Pagar kaca biru langit, pola cabang emas terjalin, tungku tripod Qing Qianlong

Vas kaca biru langit dengan cabang berbalut emas dan motif bunga, Qing Qianlong
06 Kaca Venus
Kaca Venus dinamai demikian karena partikel kristal yang berkilauan dengan cahaya keemasan di dalam badannya. Kaca ini pertama kali diperkenalkan sebagai jenis kaca baru di Venesia pada abad ke-15 dan disebut sebagai "batu Wendorina" atau "Kashlun" dalam arsip Istana Qing. Pada awal pemerintahan Qianlong, varietas ini berhasil diproduksi di pabrik kaca di bawah bimbingan para misionaris. Karena kekerasannya yang tinggi dan kesulitan dalam proses pembuatannya, sebagian besar barang pecah belah kaca Venus yang ada diukir menggunakan metode ukiran giok, dengan beberapa benda memiliki potongan kaca Venus yang tertanam di luar badan logam.

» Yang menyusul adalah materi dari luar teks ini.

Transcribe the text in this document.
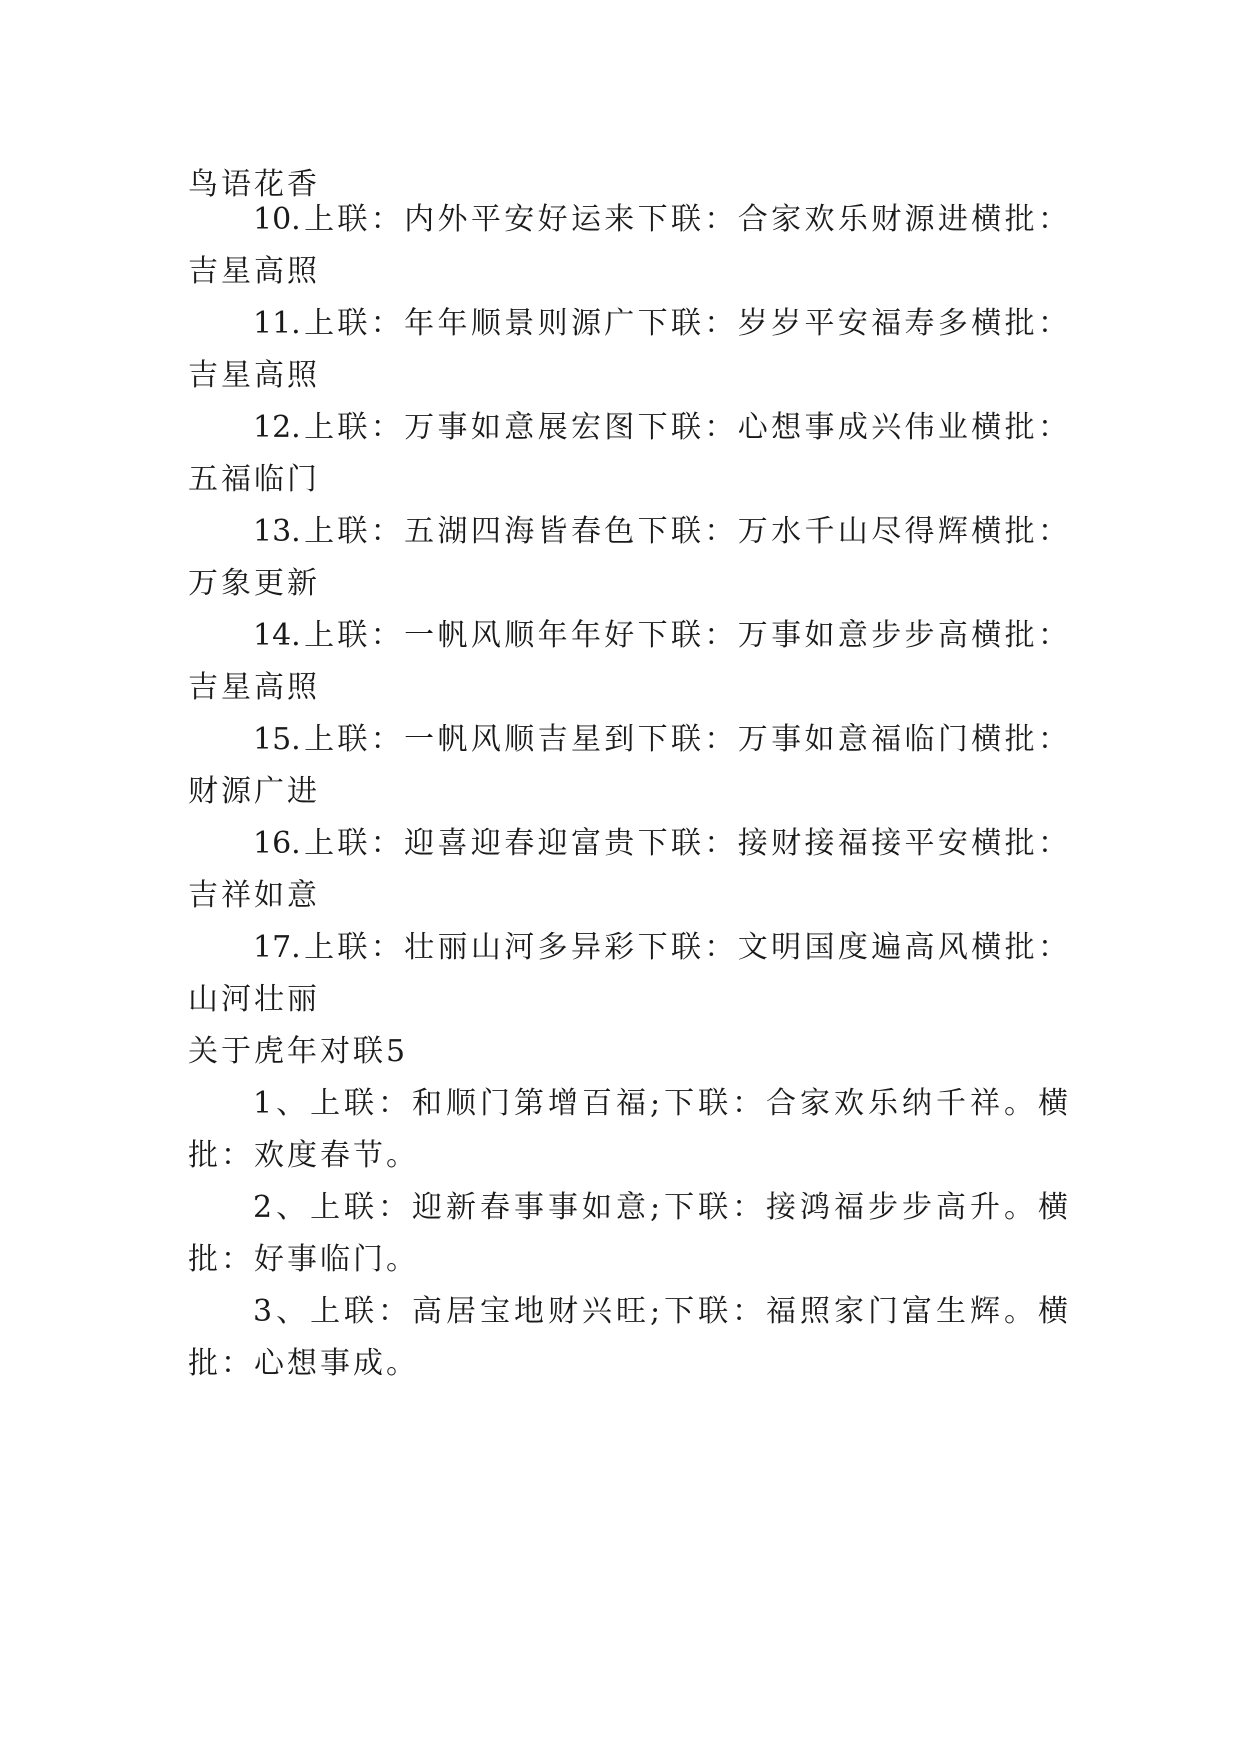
鸟语花香
10.上联：内外平安好运来下联：合家欢乐财源进横批：
吉星高照
11.上联：年年顺景则源广下联：岁岁平安福寿多横批：
吉星高照
12.上联：万事如意展宏图下联：心想事成兴伟业横批：
五福临门
13.上联：五湖四海皆春色下联：万水千山尽得辉横批：
万象更新
14.上联：一帆风顺年年好下联：万事如意步步高横批：
吉星高照
15.上联：一帆风顺吉星到下联：万事如意福临门横批：
财源广进
16.上联：迎喜迎春迎富贵下联：接财接福接平安横批：
吉祥如意
17.上联：壮丽山河多异彩下联：文明国度遍高风横批：
山河壮丽
关于虎年对联5
1、上联：和顺门第增百福;下联：合家欢乐纳千祥。横
批：欢度春节。
2、上联：迎新春事事如意;下联：接鸿福步步高升。横
批：好事临门。
3、上联：高居宝地财兴旺;下联：福照家门富生辉。横
批：心想事成。
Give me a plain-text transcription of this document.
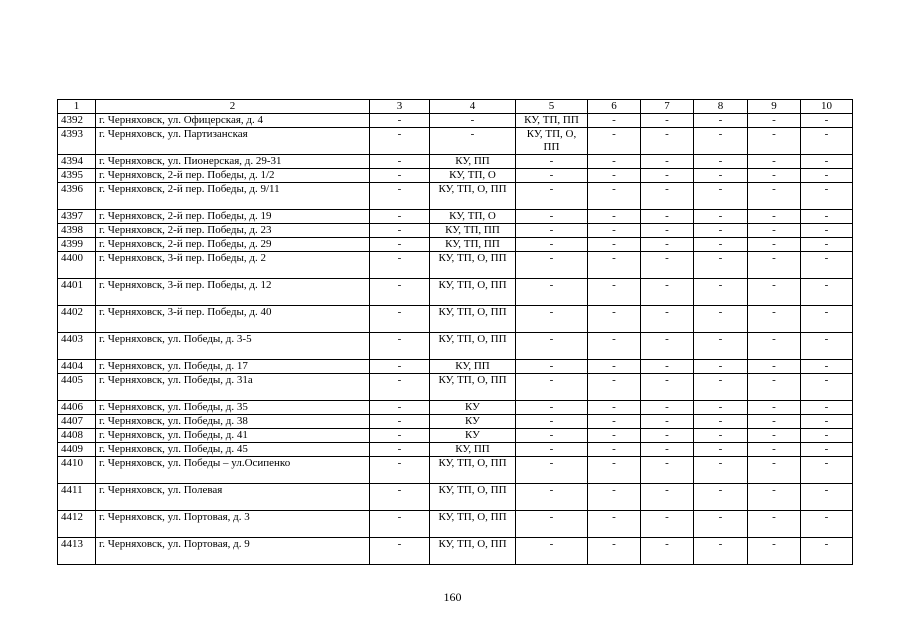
1	2	3	4	5	6	7	8	9	10
4392	г. Черняховск, ул. Офицерская, д. 4	-	-	КУ, ТП, ПП	-	-	-	-	-
4393	г. Черняховск, ул. Партизанская	-	-	КУ, ТП, О, ПП	-	-	-	-	-
4394	г. Черняховск, ул. Пионерская, д. 29-31	-	КУ, ПП	-	-	-	-	-	-
4395	г. Черняховск, 2-й пер. Победы, д. 1/2	-	КУ, ТП, О	-	-	-	-	-	-
4396	г. Черняховск, 2-й пер. Победы, д. 9/11	-	КУ, ТП, О, ПП	-	-	-	-	-	-
4397	г. Черняховск, 2-й пер. Победы, д. 19	-	КУ, ТП, О	-	-	-	-	-	-
4398	г. Черняховск, 2-й пер. Победы, д. 23	-	КУ, ТП, ПП	-	-	-	-	-	-
4399	г. Черняховск, 2-й пер. Победы, д. 29	-	КУ, ТП, ПП	-	-	-	-	-	-
4400	г. Черняховск, 3-й пер. Победы, д. 2	-	КУ, ТП, О, ПП	-	-	-	-	-	-
4401	г. Черняховск, 3-й пер. Победы, д. 12	-	КУ, ТП, О, ПП	-	-	-	-	-	-
4402	г. Черняховск, 3-й пер. Победы, д. 40	-	КУ, ТП, О, ПП	-	-	-	-	-	-
4403	г. Черняховск, ул. Победы, д. 3-5	-	КУ, ТП, О, ПП	-	-	-	-	-	-
4404	г. Черняховск, ул. Победы, д. 17	-	КУ, ПП	-	-	-	-	-	-
4405	г. Черняховск, ул. Победы, д. 31а	-	КУ, ТП, О, ПП	-	-	-	-	-	-
4406	г. Черняховск, ул. Победы, д. 35	-	КУ	-	-	-	-	-	-
4407	г. Черняховск, ул. Победы, д. 38	-	КУ	-	-	-	-	-	-
4408	г. Черняховск, ул. Победы, д. 41	-	КУ	-	-	-	-	-	-
4409	г. Черняховск, ул. Победы, д. 45	-	КУ, ПП	-	-	-	-	-	-
4410	г. Черняховск, ул. Победы – ул.Осипенко	-	КУ, ТП, О, ПП	-	-	-	-	-	-
4411	г. Черняховск, ул. Полевая	-	КУ, ТП, О, ПП	-	-	-	-	-	-
4412	г. Черняховск, ул. Портовая, д. 3	-	КУ, ТП, О, ПП	-	-	-	-	-	-
4413	г. Черняховск, ул. Портовая, д. 9	-	КУ, ТП, О, ПП	-	-	-	-	-	-
160
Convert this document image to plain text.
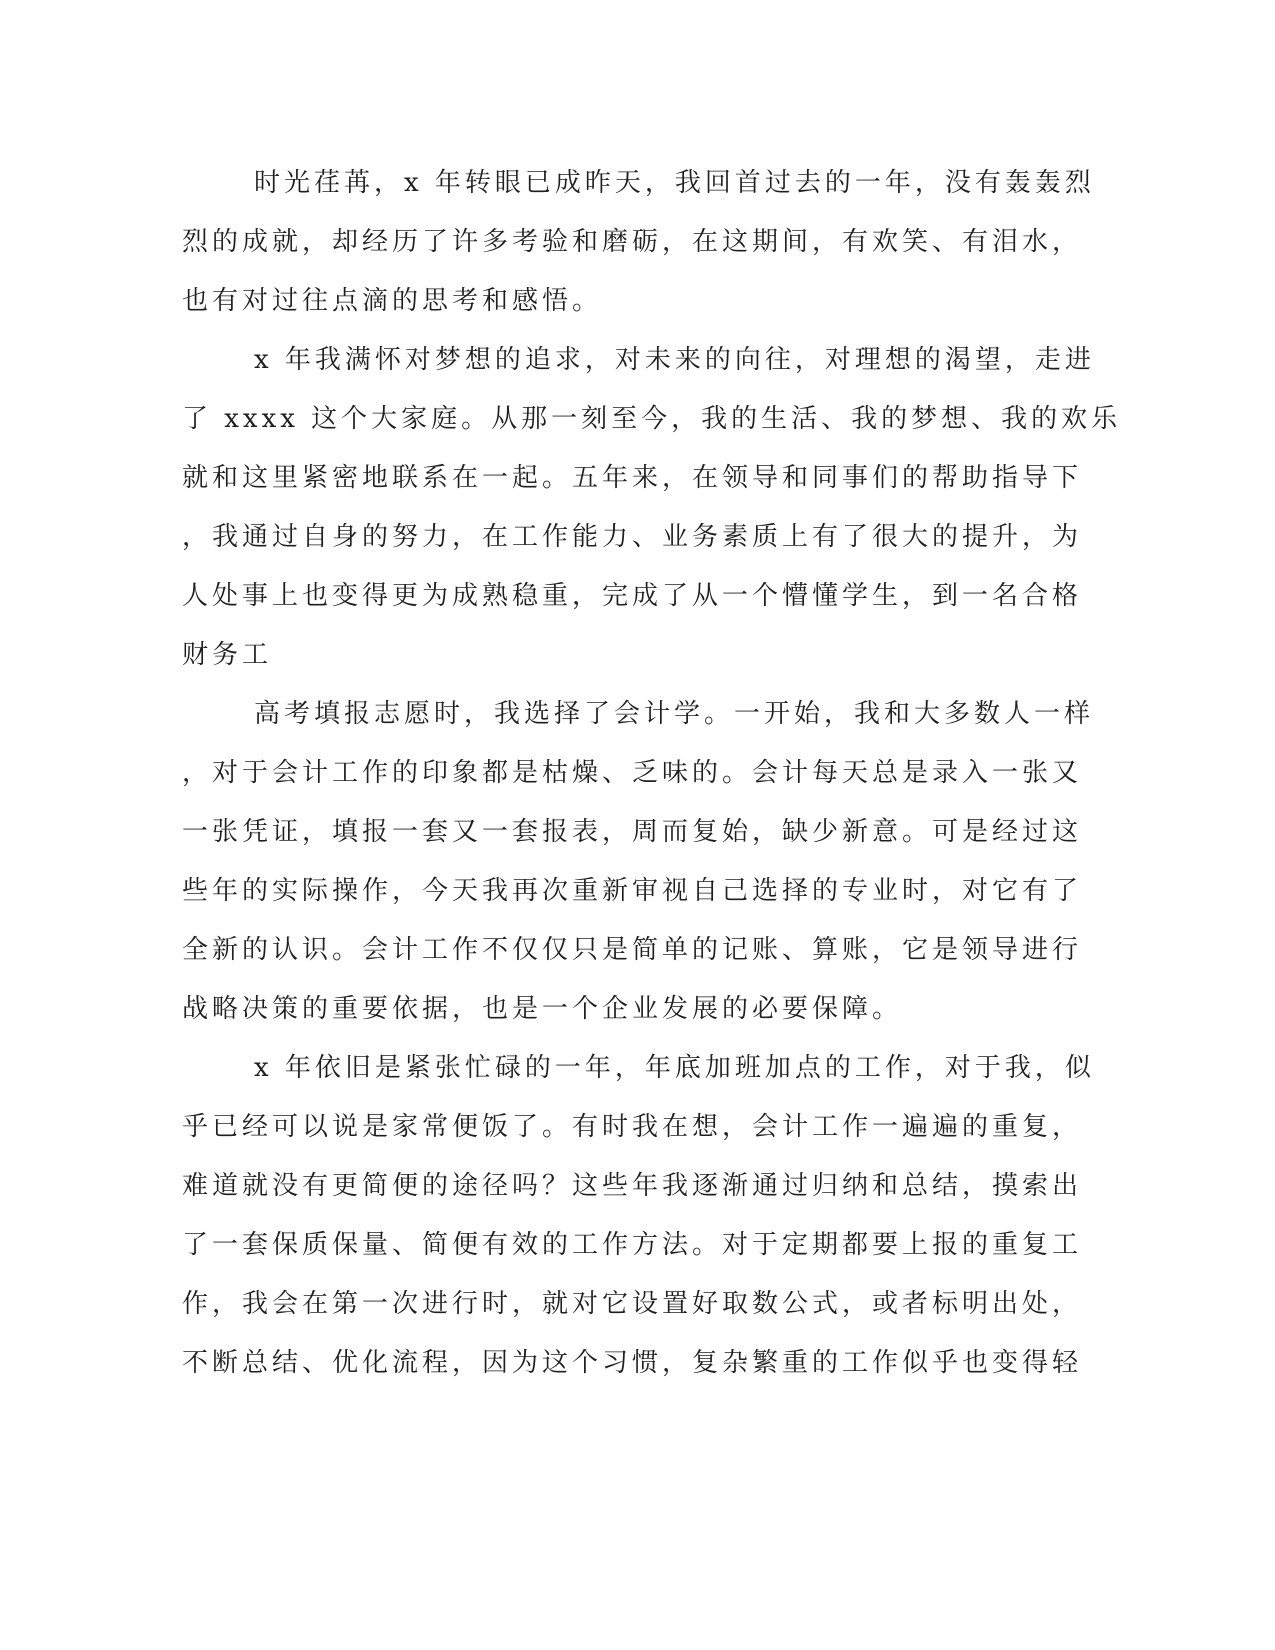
时光荏苒，x 年转眼已成昨天，我回首过去的一年，没有轰轰烈
烈的成就，却经历了许多考验和磨砺，在这期间，有欢笑、有泪水，
也有对过往点滴的思考和感悟。
x 年我满怀对梦想的追求，对未来的向往，对理想的渴望，走进
了 xxxx 这个大家庭。从那一刻至今，我的生活、我的梦想、我的欢乐
就和这里紧密地联系在一起。五年来，在领导和同事们的帮助指导下
，我通过自身的努力，在工作能力、业务素质上有了很大的提升，为
人处事上也变得更为成熟稳重，完成了从一个懵懂学生，到一名合格
财务工
高考填报志愿时，我选择了会计学。一开始，我和大多数人一样
，对于会计工作的印象都是枯燥、乏味的。会计每天总是录入一张又
一张凭证，填报一套又一套报表，周而复始，缺少新意。可是经过这
些年的实际操作，今天我再次重新审视自己选择的专业时，对它有了
全新的认识。会计工作不仅仅只是简单的记账、算账，它是领导进行
战略决策的重要依据，也是一个企业发展的必要保障。
x 年依旧是紧张忙碌的一年，年底加班加点的工作，对于我，似
乎已经可以说是家常便饭了。有时我在想，会计工作一遍遍的重复，
难道就没有更简便的途径吗？这些年我逐渐通过归纳和总结，摸索出
了一套保质保量、简便有效的工作方法。对于定期都要上报的重复工
作，我会在第一次进行时，就对它设置好取数公式，或者标明出处，
不断总结、优化流程，因为这个习惯，复杂繁重的工作似乎也变得轻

Ban tembaga bertatahkan kaca bintang emas, tempat pena retakan es, bening

Ban tembaga bertatahkan bintang emas, tempat pena kaca retak es (gambar detail) bening

Ukiran Kaca Venus Pola Awan Phoenix Koneksi Ganda Sisipan Bunga Kota Air Bening
7 Peninggalan budaya yang lebih indah

Kaca putih, titik-titik merah, pot bunga, bening

Botol kaca putih yang dibungkus sutra berwarna dan bermotif spiral, Qing Qianlong


Botol kaca putih bermotif spiral yang dibungkus sutra berwarna (gambar detail) Qing Qianlong

Botol lukisan dinding kaca berenamel bergambar bunga dan burung Qing Qianlong

Diancui bertatahkan kaca, keturunan dengan pola Bandai, bunga di kepala, bening

Gelang panjang umur Feixue dari kaca merah yang tertutup salju, bening.

Kaca transparan berukir singa berbaring melempar bola.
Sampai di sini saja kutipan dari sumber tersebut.